Voilà les principes contre lesquels a bataillé Flourens. « Ou l’élection[1] naturelle n’est rien, dit-il, ou c’est la nature. Mais la nature douée d’élection, la nature personnifiée !… Dernière erreur du dernier siècle !… Le XIXe ne fait plus de personnifications. » Le langage serait bien difficile si l’on interdisait les phrases où le sujet du verbe représente une force ou un ensemble de forces ; dire que la pesanteur fait tomber les corps, est-ce personnifier la pesanteur ?

Les phénomènes de la concurrence vitale sont très complexes, et ne peuvent s’exprimer qu’à l’aide de termes synthétiques. L’expression « sélection naturelle » représente précisément l’ensemble de toutes les causes qui interviennent dans la concurrence vitale. Là où Darwin emploie le terme « sélection naturelle », Bernardin de Saint-Pierre eût employé le mot providence, avec une acception identique, sauf que le mot providence implique que les forces naturelles sont des instruments dans la main d’une personne supérieure, qui prévoit les effets des causes et connaît le but. — La sélection naturelle, c’est la providence « dépersonnifiée ».

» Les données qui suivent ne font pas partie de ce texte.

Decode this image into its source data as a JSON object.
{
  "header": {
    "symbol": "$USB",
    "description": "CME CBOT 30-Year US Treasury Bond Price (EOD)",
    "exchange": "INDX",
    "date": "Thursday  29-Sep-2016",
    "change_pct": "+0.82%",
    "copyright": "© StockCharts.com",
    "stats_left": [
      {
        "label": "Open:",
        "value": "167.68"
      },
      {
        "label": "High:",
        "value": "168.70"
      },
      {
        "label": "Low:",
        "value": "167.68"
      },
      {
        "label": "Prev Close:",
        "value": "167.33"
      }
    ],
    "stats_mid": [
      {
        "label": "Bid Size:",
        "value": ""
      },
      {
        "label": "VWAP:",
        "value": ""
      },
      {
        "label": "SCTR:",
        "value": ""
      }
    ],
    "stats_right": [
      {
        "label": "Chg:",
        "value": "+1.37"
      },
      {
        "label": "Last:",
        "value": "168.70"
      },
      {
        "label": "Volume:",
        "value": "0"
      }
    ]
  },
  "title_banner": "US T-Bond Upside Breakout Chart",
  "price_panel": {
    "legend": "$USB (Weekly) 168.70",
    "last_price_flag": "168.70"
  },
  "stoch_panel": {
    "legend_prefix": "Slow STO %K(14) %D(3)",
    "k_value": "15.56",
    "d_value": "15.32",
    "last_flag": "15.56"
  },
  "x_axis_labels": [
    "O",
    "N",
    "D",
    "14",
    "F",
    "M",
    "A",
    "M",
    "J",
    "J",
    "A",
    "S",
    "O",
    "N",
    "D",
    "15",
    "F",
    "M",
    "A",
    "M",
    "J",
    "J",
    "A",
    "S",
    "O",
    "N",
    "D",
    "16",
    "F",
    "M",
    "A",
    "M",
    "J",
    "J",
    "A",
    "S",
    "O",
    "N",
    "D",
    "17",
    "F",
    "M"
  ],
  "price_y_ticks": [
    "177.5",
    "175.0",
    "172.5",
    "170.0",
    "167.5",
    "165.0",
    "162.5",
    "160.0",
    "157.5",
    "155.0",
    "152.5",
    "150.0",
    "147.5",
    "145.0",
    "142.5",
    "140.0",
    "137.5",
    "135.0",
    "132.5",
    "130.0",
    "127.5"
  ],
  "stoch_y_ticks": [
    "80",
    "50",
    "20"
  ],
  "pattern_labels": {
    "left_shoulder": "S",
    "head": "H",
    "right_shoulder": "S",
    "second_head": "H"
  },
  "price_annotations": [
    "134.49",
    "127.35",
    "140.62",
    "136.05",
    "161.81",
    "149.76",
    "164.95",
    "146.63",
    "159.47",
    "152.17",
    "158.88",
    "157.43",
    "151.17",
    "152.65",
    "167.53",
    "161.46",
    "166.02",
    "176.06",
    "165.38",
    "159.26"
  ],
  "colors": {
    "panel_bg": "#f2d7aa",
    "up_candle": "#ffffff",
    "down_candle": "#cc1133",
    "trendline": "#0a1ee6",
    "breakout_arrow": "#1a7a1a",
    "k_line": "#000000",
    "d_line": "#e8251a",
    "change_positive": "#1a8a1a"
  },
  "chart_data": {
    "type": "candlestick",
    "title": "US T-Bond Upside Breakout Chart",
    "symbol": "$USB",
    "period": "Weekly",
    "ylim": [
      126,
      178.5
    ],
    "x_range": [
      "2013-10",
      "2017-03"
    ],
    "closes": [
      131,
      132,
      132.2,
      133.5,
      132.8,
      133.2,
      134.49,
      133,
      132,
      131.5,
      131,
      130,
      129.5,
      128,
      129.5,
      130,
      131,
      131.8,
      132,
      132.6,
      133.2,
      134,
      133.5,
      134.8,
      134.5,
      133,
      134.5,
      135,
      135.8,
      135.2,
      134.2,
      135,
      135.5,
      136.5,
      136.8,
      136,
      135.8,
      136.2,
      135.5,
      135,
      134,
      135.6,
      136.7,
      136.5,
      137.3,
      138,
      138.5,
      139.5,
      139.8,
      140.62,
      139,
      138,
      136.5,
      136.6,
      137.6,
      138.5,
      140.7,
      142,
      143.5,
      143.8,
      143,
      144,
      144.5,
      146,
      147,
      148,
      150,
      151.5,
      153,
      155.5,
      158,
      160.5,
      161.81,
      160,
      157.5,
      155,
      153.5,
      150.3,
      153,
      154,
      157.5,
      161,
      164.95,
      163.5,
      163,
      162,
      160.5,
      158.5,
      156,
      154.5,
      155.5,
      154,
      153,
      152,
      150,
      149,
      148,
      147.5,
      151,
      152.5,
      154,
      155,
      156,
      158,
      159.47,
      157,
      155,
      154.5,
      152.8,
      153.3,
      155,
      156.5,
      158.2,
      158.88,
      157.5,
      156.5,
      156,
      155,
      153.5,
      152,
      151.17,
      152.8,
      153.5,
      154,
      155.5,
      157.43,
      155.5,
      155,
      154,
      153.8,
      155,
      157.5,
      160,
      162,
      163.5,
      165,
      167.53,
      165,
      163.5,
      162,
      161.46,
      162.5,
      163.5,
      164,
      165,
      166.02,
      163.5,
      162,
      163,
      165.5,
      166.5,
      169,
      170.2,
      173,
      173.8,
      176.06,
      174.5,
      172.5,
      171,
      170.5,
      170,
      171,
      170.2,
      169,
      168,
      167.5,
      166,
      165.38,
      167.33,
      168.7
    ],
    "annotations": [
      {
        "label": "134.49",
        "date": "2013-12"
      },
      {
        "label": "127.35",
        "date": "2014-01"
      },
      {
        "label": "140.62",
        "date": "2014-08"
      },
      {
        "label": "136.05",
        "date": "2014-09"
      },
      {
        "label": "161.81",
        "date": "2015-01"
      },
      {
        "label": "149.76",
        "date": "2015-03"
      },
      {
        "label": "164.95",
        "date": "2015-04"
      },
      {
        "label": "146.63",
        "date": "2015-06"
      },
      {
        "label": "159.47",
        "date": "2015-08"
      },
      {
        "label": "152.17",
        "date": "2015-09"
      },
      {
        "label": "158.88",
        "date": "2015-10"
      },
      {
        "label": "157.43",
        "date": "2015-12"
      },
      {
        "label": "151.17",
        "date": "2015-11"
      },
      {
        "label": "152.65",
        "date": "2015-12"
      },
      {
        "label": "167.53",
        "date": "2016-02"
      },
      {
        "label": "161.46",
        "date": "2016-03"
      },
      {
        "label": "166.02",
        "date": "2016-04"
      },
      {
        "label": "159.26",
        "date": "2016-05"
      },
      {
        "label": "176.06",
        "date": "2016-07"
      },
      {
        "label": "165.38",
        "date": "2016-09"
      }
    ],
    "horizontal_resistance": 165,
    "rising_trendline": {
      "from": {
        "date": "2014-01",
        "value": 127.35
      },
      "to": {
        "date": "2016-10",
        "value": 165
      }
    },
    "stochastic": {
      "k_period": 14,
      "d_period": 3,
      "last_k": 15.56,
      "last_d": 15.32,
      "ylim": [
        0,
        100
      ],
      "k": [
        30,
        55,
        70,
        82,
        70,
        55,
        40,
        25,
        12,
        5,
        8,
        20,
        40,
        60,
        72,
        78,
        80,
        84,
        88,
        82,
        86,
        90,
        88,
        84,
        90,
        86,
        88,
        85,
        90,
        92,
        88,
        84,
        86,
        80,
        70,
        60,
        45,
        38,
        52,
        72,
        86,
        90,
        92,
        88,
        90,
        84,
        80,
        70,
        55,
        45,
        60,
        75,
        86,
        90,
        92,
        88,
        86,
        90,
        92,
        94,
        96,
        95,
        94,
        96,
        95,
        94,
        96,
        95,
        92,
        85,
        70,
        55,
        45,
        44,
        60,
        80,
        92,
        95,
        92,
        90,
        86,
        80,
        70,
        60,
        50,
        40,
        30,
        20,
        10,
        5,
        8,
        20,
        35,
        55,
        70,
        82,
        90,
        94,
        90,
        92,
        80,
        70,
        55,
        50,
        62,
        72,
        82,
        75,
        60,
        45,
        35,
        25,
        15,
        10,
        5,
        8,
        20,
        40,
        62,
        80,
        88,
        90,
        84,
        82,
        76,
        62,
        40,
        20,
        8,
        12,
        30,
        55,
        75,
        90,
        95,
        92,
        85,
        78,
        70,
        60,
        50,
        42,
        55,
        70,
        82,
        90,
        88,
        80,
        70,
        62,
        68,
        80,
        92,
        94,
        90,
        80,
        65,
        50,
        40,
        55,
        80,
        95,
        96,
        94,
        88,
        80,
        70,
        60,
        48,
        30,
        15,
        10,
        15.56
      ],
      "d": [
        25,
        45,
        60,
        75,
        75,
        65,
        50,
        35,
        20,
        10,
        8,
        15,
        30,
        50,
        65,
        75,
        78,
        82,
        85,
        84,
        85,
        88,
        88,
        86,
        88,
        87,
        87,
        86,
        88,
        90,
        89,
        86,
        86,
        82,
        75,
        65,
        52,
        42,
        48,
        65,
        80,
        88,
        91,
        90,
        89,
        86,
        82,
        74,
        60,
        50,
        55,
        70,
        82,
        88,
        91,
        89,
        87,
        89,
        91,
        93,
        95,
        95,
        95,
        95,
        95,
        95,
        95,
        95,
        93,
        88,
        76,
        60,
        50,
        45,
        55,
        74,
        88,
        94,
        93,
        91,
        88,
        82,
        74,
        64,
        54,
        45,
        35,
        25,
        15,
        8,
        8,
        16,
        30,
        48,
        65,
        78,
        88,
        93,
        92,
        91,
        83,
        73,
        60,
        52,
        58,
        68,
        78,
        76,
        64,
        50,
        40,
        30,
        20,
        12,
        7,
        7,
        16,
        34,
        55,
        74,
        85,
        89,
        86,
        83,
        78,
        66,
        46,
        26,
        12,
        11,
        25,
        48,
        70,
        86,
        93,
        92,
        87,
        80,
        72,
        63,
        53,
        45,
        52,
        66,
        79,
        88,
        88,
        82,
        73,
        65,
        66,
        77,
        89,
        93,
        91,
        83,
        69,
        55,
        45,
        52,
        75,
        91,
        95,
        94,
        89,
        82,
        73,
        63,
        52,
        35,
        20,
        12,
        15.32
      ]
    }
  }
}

Il est probable, d’ailleurs, que si Darwin n’avait pas annoncé qu’il expliquait par la sélection naturelle l’évolution progressive des espèces, on n’aurait pas songé à faire à son principe, qui est une vérité évidente, les critiques vaines qu’on lui a opposées. Cependant, la forme du langage darwinien semble permettre la prévision des événements. Il la permet en effet dans l’hypothèse où l’on connaîtrait à l’avance toutes les conditions des phénomènes ; or, nous ne sommes jamais tout à fait assurés de connaître à l’avance toutes les conditions des phénomènes et la prudence scientifique nous interdit de définir le plus apte avant d’avoir constaté définitivement sa supériorité dans les circonstances présentes.

Les éleveurs de la Virginie ne possèdent que des cochons noirs ; pourquoi ? C’est qu’il existe dans ce pays une plante, le lachnanthes, qui est vénéneuse pour les cochons blancs et inoffensive pour les noirs. Rien ne pouvait faire prévoir a priori cette relation entre la pigmentation et la résistance à un certain poison. Supposez que nous ayons simultanément introduit, en liberté dans un parc de la Virginie, des cochons blancs très forts et très bien portants et des cochons noirs faibles et malingres ; il aurait été naturel de penser que les premiers devaient s’y acclimater plus facilement que les seconds ; et, en prédisant ce résultat, nous nous serions trompés. Dirons-nous donc que, d’une manière générale, les cochons noirs sont plus aptes que les cochons blancs à la vie en liberté ? Ce serait s’exposer à une erreur volontaire, car, dans tel autre pâturage, il peut exister une plante ou une maladie qui tue les cochons noirs et respecte les blancs[2]. On ne peut définir l’aptitude que dans des circonstances précises. Tout changement dans les circonstances peut transformer les résultats de la concurrence vitale. Il n’y a pas des êtres plus aptes que d’autres êtres ; il y a des êtres qui, dans des circonstances données, l’emportent sur d’autres êtres, rien de plus.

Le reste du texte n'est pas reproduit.